About Wolf Trees: The phrase "Wolf Trees" is of unknown origin and can mean different things in different regions of the US-as this collection's title sequence explores-but generally it refers to a tree standing alone in a field, or a much older tree surrounded by younger forest, in either case, a remnant of a former ecology. In this collection, Hartsock explores the trials of living with Type 1 diabetes, and hopes her experience with diabetes resonates with the visual and symbolic presence of wolf trees. This is a mixed-style collection, containing formal poetry and free verse, as well as prose poems, especially in some sections of the title sequence
Russell Brakefield received his MFA in poetry from the University of Michigan's Helen Zell Writers' Program. His work has appeared in the Indiana Review, New Orleans Review, Poet Lore, Crab Orchard Review and elsewhere. He has received fellowships from the University of Michigan Musical Society, the Vermont Studio Center, and the National Parks Department.

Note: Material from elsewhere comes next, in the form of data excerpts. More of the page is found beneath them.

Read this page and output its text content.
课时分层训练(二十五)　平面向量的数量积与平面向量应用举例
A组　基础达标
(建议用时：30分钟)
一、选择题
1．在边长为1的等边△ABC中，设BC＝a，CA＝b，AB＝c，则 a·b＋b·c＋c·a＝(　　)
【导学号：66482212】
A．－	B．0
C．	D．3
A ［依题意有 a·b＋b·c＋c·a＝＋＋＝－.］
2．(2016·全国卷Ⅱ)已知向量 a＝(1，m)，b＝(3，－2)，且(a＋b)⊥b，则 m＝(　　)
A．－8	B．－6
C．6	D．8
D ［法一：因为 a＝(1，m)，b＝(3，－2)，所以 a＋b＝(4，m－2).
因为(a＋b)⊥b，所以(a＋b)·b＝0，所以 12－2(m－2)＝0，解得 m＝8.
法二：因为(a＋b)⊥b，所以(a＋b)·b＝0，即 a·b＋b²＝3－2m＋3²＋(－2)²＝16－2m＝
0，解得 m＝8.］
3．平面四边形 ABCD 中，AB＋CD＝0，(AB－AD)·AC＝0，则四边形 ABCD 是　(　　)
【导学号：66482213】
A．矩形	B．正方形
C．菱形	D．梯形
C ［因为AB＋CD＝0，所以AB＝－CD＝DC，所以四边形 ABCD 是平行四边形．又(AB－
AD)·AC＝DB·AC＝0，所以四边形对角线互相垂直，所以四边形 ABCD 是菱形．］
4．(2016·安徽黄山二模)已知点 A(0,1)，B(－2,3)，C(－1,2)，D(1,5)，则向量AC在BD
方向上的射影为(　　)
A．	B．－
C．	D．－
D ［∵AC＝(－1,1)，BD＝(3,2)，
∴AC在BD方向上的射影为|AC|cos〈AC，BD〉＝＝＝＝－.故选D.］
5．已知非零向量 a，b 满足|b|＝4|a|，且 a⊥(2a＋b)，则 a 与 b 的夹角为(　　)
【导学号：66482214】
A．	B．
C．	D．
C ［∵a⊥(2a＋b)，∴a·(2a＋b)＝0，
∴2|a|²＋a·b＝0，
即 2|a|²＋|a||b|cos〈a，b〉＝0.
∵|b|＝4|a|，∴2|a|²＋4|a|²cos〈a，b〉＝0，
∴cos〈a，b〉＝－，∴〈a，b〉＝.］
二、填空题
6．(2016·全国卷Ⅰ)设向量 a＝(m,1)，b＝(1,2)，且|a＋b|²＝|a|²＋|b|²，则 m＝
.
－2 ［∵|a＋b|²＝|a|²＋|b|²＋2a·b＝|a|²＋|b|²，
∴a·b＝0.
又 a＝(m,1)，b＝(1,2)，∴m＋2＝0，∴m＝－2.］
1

Katie Hartsock is the author of two poetry collections, Wolf Trees (2023) and Bed of Impatiens (2016), both from Able Muse Press. Her poems appear widely, in journals such as Ecotone, Poetry, Kenyon Review, 32 Poems, the Threepenny Review, Birmingham Poetry Review, Greensboro Review, Pleiades, Dappled Things, the New Criterion, and Beloit Poetry Journal. She is an associate professor of English and Creative Writing at Oakland University in Michigan. She lives in Ann Arbor with her husband and their young sons.